I can’t remember the first time I heard the phrase; Ignorance is bliss. I do remember for a long time I didn’t understand exactly what it meant. When I did understand, I thought it was somewhat comical. Images of people meandering about in this oftentimes dangerous world of ours happy as field larks, oblivious to what might befall them provided light-hearted relief to what many of us had to deal with in the real world. Now, at the age many consider to be elderly, I’ve come to realize that ignorance is a real and present danger.
I was reading an article in the paper this morning about the spread of the Delta variant of covid-19, and how it’s making headway in infecting considerable numbers of people in areas where there have been low numbers of vaccinations. One of those areas is the state in which I live, Arkansas. Far too many young people have chosen not to be vaccinated for God knows what reason. If they’re like a few young people I know, they probably think they’re impervious to the possibility of contracting covid-19. There are some people who are convinced that the vaccine is worse than the disease. Whenever I read about some people equating the covid-19 vaccines to experimentation the Nazis carried out on unsuspecting enemies of their state, I cringe to think just how ignorant that characterization sounds. I don’t know about you, but I fear this level of ignorance associated with a microscopic enemy that has taken the lives of almost 4,000,000 people globally as I write this piece.
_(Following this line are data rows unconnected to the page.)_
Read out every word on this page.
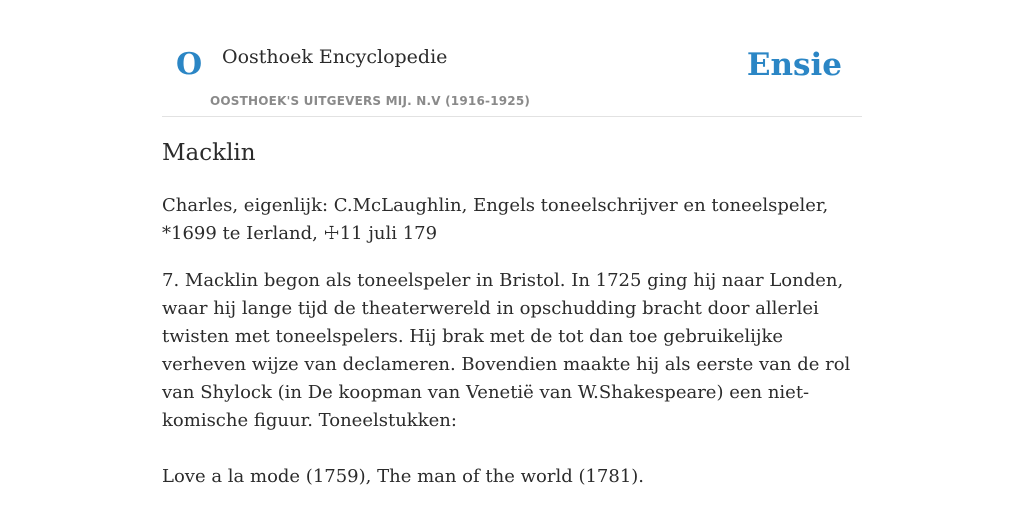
O Oosthoek Encyclopedie
OOSTHOEK'S UITGEVERS MIJ. N.V (1916-1925)
Ensie
Macklin

Charles, eigenlijk: C.McLaughlin, Engels toneelschrijver en toneelspeler, *1699 te Ierland, ☩11 juli 179

7. Macklin begon als toneelspeler in Bristol. In 1725 ging hij naar Londen, waar hij lange tijd de theaterwereld in opschudding bracht door allerlei twisten met toneelspelers. Hij brak met de tot dan toe gebruikelijke verheven wijze van declameren. Bovendien maakte hij als eerste van de rol van Shylock (in De koopman van Venetië van W.Shakespeare) een niet-komische figuur. Toneelstukken:

Love a la mode (1759), The man of the world (1781).
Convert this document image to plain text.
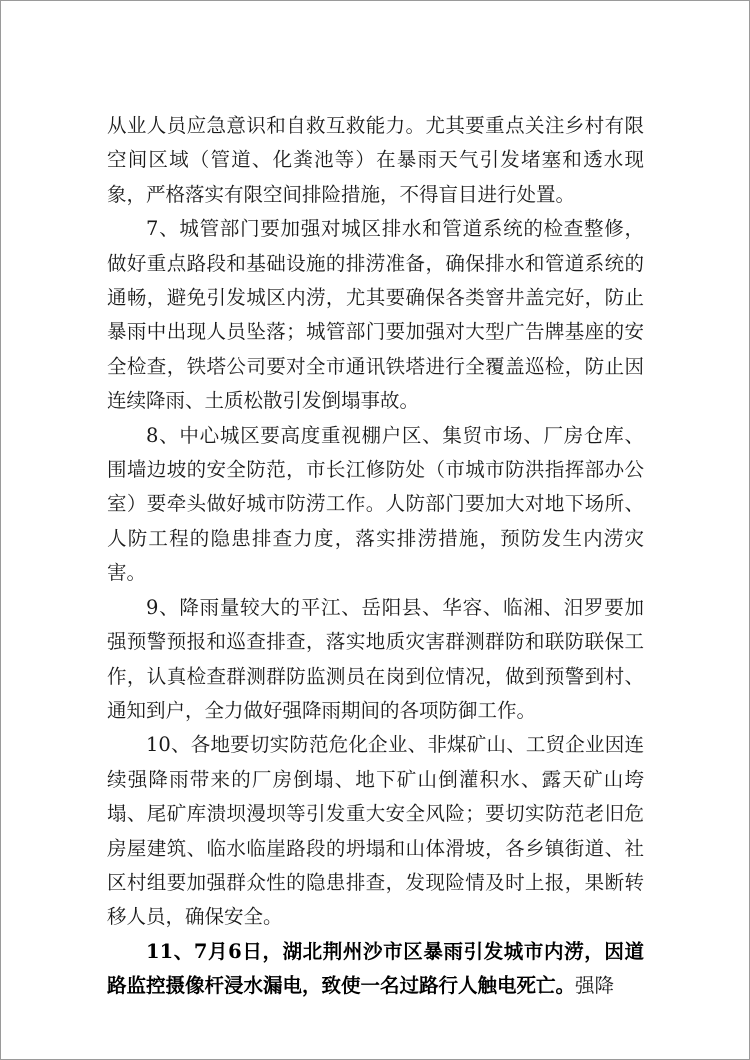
从业人员应急意识和自救互救能力。尤其要重点关注乡村有限空间区域（管道、化粪池等）在暴雨天气引发堵塞和透水现象，严格落实有限空间排险措施，不得盲目进行处置。

7、城管部门要加强对城区排水和管道系统的检查整修，做好重点路段和基础设施的排涝准备，确保排水和管道系统的通畅，避免引发城区内涝，尤其要确保各类窨井盖完好，防止暴雨中出现人员坠落；城管部门要加强对大型广告牌基座的安全检查，铁塔公司要对全市通讯铁塔进行全覆盖巡检，防止因连续降雨、土质松散引发倒塌事故。

8、中心城区要高度重视棚户区、集贸市场、厂房仓库、围墙边坡的安全防范，市长江修防处（市城市防洪指挥部办公室）要牵头做好城市防涝工作。人防部门要加大对地下场所、人防工程的隐患排查力度，落实排涝措施，预防发生内涝灾害。

9、降雨量较大的平江、岳阳县、华容、临湘、汨罗要加强预警预报和巡查排查，落实地质灾害群测群防和联防联保工作，认真检查群测群防监测员在岗到位情况，做到预警到村、通知到户，全力做好强降雨期间的各项防御工作。

10、各地要切实防范危化企业、非煤矿山、工贸企业因连续强降雨带来的厂房倒塌、地下矿山倒灌积水、露天矿山垮塌、尾矿库溃坝漫坝等引发重大安全风险；要切实防范老旧危房屋建筑、临水临崖路段的坍塌和山体滑坡，各乡镇街道、社区村组要加强群众性的隐患排查，发现险情及时上报，果断转移人员，确保安全。

11、7月6日，湖北荆州沙市区暴雨引发城市内涝，因道路监控摄像杆浸水漏电，致使一名过路行人触电死亡。强降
For four years, ignorance in the United States has caused us to be in a state of division far worse than any time since the Civil War. In 2016, ignorance of many people in our country made them vulnerable to the flimflam talk and self-serving arguments of a would-be politician, who probably had never read the Constitution. People who needed help from the federal government were moved to vote against their own best interest. All it took was for them to hear about enemies from within and without; you know brown folks from south of the boarder and other folks who don’t look like them living next door. When people are sinking lower on the socio-economic ladder, they need information to make good decisions about their lives, not incendiary speeches that get them emotionally agitated to the point their ignorance morphs into stupidity.
This may not be an example of just how dangerous ignorance is but consider how it might have led you down a prim rose path if you believed it. P.T. is known for coining the phrase, “There’s a sucker born every minute.” Consider this: Rochester Institute of Technology professor Nicholas DiFonzo described in his 2008 book The Watercooler Effect, that Barnum’s biography could not verify this attribution at all. Rather, it was likely that a banker named David Hannum from Syracuse, New York who said it. I don’t like writing blogs much longer than 500 words, so I invite you to look it up in the Library of Google.

I’ve seen many people in my lifetime who have allowed their ignorance to cut their lives short. The doctor says do this and your health will improve. They choose to follow some path that makes no sense at all, and they expire far sooner than the God they serve wanted them to. Speaking of God, misinterpretations of ancient scriptures, in all world religions, have caused untold amounts of hatred and so-called holy wars than I care to go into.
I think ignorance is too often dangerous and should be feared more. What do you think?
I’m old and blessed…hope you will be too.